Church Militant spoke with the pastor of St. Benedict's, Fr. Joel Hastings, who said, "It has been a phased-in process. There have been many [within the parish] that have been very excited."

Starting this Advent, the regular parish schedule for Sunday Masses on the first, third and fifth Sundays of the month will be the Extraordinary Form in Latin; second and fourth Sundays will be offered in the Ordinary Form in Latin.

A secular newspaper in Duluth picked up the story. "The people at St. Benedict's Catholic Church are worshipping like it's 1962."

Father Hastings told Church Militant that the spiritual impact on his life from learning the Traditional Latin Mass has been "incredible."

Speaking about the Second Vatican Council, Fr.
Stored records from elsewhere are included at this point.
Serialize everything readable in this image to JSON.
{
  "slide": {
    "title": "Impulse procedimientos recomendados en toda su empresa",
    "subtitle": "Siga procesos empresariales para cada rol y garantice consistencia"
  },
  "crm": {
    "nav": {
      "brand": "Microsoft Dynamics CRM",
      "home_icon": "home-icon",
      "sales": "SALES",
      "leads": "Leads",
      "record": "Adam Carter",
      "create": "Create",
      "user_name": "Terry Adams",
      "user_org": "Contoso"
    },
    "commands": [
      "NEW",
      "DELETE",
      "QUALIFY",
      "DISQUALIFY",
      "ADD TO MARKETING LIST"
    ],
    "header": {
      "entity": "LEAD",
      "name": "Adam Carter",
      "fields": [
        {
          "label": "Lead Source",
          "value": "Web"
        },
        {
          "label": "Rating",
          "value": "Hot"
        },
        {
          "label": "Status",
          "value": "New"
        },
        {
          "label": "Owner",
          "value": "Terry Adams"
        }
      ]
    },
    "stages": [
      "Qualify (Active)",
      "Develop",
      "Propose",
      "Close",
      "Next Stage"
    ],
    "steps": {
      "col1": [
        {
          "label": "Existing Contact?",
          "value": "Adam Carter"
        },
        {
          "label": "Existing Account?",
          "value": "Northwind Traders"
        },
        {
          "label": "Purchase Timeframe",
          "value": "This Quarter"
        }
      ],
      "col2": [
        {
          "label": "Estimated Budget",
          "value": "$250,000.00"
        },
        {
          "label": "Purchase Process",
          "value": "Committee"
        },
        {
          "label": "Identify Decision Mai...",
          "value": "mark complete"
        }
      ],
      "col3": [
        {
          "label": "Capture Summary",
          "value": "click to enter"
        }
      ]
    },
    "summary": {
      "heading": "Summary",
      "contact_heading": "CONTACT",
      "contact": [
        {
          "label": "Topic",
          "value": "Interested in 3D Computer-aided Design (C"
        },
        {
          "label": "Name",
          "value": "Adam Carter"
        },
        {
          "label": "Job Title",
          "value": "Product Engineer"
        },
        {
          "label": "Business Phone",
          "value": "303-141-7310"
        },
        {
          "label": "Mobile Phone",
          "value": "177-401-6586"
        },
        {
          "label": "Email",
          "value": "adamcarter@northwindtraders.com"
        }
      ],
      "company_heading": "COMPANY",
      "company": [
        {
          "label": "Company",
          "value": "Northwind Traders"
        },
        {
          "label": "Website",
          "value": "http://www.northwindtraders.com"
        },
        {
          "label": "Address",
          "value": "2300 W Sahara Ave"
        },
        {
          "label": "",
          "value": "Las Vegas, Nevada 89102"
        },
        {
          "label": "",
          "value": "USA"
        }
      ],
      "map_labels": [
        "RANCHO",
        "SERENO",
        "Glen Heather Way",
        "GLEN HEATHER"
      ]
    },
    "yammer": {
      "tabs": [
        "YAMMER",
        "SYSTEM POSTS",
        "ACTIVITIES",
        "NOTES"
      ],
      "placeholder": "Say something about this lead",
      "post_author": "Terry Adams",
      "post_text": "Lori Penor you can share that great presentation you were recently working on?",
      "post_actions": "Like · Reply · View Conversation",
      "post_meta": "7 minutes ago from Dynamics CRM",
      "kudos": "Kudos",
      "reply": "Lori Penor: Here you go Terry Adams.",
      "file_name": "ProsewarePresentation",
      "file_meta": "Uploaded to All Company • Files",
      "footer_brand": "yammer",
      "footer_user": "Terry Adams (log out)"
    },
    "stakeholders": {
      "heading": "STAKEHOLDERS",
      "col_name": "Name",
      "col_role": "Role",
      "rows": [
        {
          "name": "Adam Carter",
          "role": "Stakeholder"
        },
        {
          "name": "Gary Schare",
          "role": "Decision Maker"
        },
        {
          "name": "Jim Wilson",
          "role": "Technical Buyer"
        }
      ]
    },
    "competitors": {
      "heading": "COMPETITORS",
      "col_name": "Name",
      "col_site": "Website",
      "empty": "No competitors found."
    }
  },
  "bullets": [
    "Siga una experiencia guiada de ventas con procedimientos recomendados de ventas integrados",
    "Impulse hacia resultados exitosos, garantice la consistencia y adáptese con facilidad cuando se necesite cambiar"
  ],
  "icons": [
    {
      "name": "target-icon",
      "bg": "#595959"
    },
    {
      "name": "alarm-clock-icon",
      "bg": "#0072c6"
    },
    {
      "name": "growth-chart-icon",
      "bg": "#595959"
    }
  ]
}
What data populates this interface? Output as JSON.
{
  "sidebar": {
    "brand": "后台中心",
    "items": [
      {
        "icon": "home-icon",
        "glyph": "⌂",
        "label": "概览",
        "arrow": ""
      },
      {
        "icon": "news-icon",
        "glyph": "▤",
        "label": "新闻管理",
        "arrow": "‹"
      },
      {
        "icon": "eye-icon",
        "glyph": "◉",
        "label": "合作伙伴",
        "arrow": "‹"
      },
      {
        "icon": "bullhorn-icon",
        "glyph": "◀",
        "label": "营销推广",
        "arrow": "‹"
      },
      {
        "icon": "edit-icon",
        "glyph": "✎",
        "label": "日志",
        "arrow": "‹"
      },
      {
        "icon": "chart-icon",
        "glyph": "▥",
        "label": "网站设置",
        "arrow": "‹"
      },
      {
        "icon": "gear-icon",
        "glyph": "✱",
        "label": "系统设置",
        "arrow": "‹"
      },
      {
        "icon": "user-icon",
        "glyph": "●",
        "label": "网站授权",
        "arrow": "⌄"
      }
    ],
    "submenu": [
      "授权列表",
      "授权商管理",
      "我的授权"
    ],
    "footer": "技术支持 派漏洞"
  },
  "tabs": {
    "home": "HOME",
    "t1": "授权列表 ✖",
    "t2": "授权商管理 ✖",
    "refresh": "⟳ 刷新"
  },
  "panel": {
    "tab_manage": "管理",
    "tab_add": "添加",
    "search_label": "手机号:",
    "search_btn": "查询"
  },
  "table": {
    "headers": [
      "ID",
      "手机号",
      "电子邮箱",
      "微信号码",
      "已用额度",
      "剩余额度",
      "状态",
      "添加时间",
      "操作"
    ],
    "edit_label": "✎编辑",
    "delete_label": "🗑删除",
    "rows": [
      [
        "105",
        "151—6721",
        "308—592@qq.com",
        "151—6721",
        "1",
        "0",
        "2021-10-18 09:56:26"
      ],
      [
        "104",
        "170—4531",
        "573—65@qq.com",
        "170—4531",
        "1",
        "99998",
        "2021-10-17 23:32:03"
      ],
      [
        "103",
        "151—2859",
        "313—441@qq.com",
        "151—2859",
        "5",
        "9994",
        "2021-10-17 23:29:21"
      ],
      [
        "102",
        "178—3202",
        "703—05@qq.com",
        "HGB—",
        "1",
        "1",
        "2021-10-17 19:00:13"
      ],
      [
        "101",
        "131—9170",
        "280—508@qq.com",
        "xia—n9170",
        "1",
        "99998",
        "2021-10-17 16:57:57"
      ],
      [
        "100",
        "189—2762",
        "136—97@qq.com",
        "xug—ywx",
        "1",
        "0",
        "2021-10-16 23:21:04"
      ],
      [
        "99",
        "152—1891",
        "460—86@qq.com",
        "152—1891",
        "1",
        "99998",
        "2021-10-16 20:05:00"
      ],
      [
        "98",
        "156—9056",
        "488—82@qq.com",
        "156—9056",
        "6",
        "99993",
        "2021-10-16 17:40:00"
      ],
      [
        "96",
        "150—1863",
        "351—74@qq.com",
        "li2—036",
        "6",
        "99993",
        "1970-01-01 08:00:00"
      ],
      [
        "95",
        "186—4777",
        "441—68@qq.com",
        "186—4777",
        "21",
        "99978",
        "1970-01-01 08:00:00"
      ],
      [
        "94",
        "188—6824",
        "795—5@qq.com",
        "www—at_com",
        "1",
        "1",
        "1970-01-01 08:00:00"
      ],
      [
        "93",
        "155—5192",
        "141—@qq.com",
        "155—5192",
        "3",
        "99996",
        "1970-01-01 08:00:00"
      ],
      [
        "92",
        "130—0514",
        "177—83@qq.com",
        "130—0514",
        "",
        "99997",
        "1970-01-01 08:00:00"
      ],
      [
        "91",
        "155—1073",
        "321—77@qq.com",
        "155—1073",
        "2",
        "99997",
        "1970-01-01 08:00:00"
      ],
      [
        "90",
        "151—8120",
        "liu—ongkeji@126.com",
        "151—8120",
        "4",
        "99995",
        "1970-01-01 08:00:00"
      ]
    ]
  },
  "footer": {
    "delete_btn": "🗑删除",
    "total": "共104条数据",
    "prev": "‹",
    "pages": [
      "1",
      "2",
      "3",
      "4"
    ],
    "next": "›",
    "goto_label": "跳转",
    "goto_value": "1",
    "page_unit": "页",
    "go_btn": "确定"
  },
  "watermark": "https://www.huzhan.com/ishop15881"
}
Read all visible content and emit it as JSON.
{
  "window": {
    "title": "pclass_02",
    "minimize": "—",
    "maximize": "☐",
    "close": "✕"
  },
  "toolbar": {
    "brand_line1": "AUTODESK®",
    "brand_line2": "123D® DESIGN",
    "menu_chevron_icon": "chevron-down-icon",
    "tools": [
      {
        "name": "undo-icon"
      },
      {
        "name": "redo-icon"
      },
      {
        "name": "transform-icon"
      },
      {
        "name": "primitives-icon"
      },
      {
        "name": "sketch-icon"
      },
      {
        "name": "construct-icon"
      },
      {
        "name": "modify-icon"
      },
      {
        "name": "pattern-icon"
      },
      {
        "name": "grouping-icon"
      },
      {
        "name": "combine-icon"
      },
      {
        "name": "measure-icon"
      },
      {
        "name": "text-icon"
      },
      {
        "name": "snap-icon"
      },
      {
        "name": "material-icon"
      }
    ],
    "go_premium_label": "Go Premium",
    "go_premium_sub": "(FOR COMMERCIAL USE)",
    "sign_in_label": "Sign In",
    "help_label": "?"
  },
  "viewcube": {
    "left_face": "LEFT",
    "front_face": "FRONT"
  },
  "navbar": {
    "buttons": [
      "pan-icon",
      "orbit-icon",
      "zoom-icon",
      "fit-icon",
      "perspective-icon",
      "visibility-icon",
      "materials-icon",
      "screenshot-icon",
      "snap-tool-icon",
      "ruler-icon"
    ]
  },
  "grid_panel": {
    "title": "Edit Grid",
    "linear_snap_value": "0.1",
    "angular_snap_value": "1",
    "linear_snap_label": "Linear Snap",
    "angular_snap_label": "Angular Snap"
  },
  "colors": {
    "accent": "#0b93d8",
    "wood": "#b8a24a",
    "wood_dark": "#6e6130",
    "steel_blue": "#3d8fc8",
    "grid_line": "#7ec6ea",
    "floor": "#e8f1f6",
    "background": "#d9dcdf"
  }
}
Hastings said the changes were so "swift and dramatic" that people lost "what it means to worship." Before coming to St. Benedict's in July 2015, Fr. Hastings himself solely offered the post-conciliar form of the Mass.

Many clerics, including traditionally minded Cdl. Raymond Burke and Cdl. Robert Sarah, have spoken against man-centered liturgies. Cardinal Burke recently called for the Shrine of Our Lady of Guadalupe in La Crosse, Wisconsin to offer Masses ad orientem, or facing East, exclusively.

"We are called to worship and serve God," Cdl. Burke said, "we are called to make Christ, not ourselves, the center of our lives."

Father Hastings has credited his predecessor at St. Benedict's for introducing ad orientem worship back in 2010. When Fr. Hastings arrived in July 2015 he said, "I for my part had to learn. I had to be inspired to pray the Mass this way."

Father Hastings was trained to offer the Traditional Liturgy by the Canons of St. John Cantius in Chicago. Despite already earning a Master's Degree in Liturgy from Mundelein Seminary, Fr. Hastings said within the short time period spent with the canons in Chicago, his understanding of the Liturgy was deepened and broadened.  

While attending a Missa Cantata at St. John Cantius, Fr. Hastings remarks he had a moment when he knew he would offer the traditional Mass for his parishioners despite having doubts. "I was very moved by it, to the point where I found myself praying: OK, Lord, if you want me to be the guy in Duluth, please help me out with this."

Shortly after learning to offer the usus antiquior, Fr. Hastings introduced a traditional Low Mass on Wednesdays to get parishioners accustomed to the preconciliar rite.

Saint Benedict's is now offering more catechesis on the deep and sometimes hidden meanings in the traditional liturgy. Father Hastings told Church Militant, "First and foremost, worship is about God."